Les procédés d'usinage induisent des phénomènes mécaniques, thermiques et physico-chimiques fortement couplés qui les rendent extrêmement complexes à modéliser et dont les paramètres énergétiques induits sont difficilement maîtrisables. Le développement par le laboratoire de dynamomètres à 6 composantes permet, à l'échelle macroscopique, la mesure de composantes d'effort alors ignorées et non modélisées. Les bilans énergétiques réalisés révèlent sans ambiguïté possible leur existence et permettent d'en évaluer l'importance. Les multiples campagnes expérimentales conduites ont montré l'influence des paramètres géométriques des outils de coupe et cinématiques des processus d'usinage. Les essais de tribologie ont montré que la génération de moment était également issue des conditions de contact entre surfaces soumises à des frottements intenses. Les observations réalisées à l'échelle microscopique de ces surfaces ont montré que les hypothèses simplificatrices généralement faites en mécanique des milieux continus ne permettent pas de décrire les états de déformations et de contraintes générées par le phénomène de coupe. Il est nécessaire d'utiliser une théorie plus riche en introduisant la notion de gradient de déformation et de couples de contraintes.

L'approche multi-échelle utilisée pour décrire les procédés est initiée par une description fine de la géométrie des outils et de la cinématique de coupe. Deux catégories de modèles sont ensuite développées :

i) les modèles basés sur de l'expérimentation. Un modèle mécanistique de fraisage dans lequel a été introduite la notion de densité de moment est directement applicable à un contexte industriel d'usinage en configuration simple. Des modèles de perçage basés sur des considérations mathématiques ont démontré que les outils de la mécanique des torseurs sont pertinents pour décrire le comportement d'un système usinant et peuvent être utilisés comme marqueur de la qualité des surfaces générées.

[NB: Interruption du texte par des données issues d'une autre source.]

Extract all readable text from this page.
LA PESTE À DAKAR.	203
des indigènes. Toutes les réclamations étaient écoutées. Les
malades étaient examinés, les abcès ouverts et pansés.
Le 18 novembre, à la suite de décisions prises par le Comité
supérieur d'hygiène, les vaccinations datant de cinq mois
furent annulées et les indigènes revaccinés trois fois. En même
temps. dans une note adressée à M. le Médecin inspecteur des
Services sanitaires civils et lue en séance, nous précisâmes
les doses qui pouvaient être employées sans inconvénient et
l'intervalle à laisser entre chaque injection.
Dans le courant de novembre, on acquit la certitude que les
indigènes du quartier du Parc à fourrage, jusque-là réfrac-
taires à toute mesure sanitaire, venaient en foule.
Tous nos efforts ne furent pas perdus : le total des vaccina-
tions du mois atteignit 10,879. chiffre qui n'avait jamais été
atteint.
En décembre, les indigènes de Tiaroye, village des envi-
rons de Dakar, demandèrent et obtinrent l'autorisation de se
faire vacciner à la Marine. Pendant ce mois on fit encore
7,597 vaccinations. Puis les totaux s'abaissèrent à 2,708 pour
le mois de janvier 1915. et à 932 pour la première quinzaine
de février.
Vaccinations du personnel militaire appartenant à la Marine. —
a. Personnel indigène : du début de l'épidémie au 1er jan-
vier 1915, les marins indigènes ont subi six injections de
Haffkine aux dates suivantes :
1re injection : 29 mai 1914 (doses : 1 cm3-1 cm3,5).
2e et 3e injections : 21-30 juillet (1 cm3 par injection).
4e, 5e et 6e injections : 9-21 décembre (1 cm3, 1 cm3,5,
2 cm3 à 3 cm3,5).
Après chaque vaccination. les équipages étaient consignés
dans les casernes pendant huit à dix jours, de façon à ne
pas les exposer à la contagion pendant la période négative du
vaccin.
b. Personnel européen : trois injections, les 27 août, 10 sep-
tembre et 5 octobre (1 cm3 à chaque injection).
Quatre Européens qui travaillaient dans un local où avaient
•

ii) les modèles thermomécaniques. L'approche multi-échelle choisie consiste à décrire la coupe élémentaire à l'échelle de l'arête, à partir de paramètres géométriques et cinématiques locaux. Les quantités thermomécaniques sont déterminées et ensuite intégrées à l'échelle de l'outil. Les travaux réalisés dans le domaine de la modélisation thermomécanique des procédés d'usinage ont montré la nécessité de qualifier le modèle élémentaire. Son domaine de validité conditionnera, à l'échelle du modèle global, la pertinence des résultats de simulation. La description de l'écoulement, du contact (pièce-outil-copeau), les relations entre contraintes et déformations intégrant les aspects thermomécaniques constituent les points critiques d'un modèle élémentaire thermo-physique. Les travaux réalisés en mécanique des milieux continus ouvrent la voie à de nouvelles lois de comportement et au développement de modèles beaucoup plus réalistes mais également à de nouveaux défis scientifiques.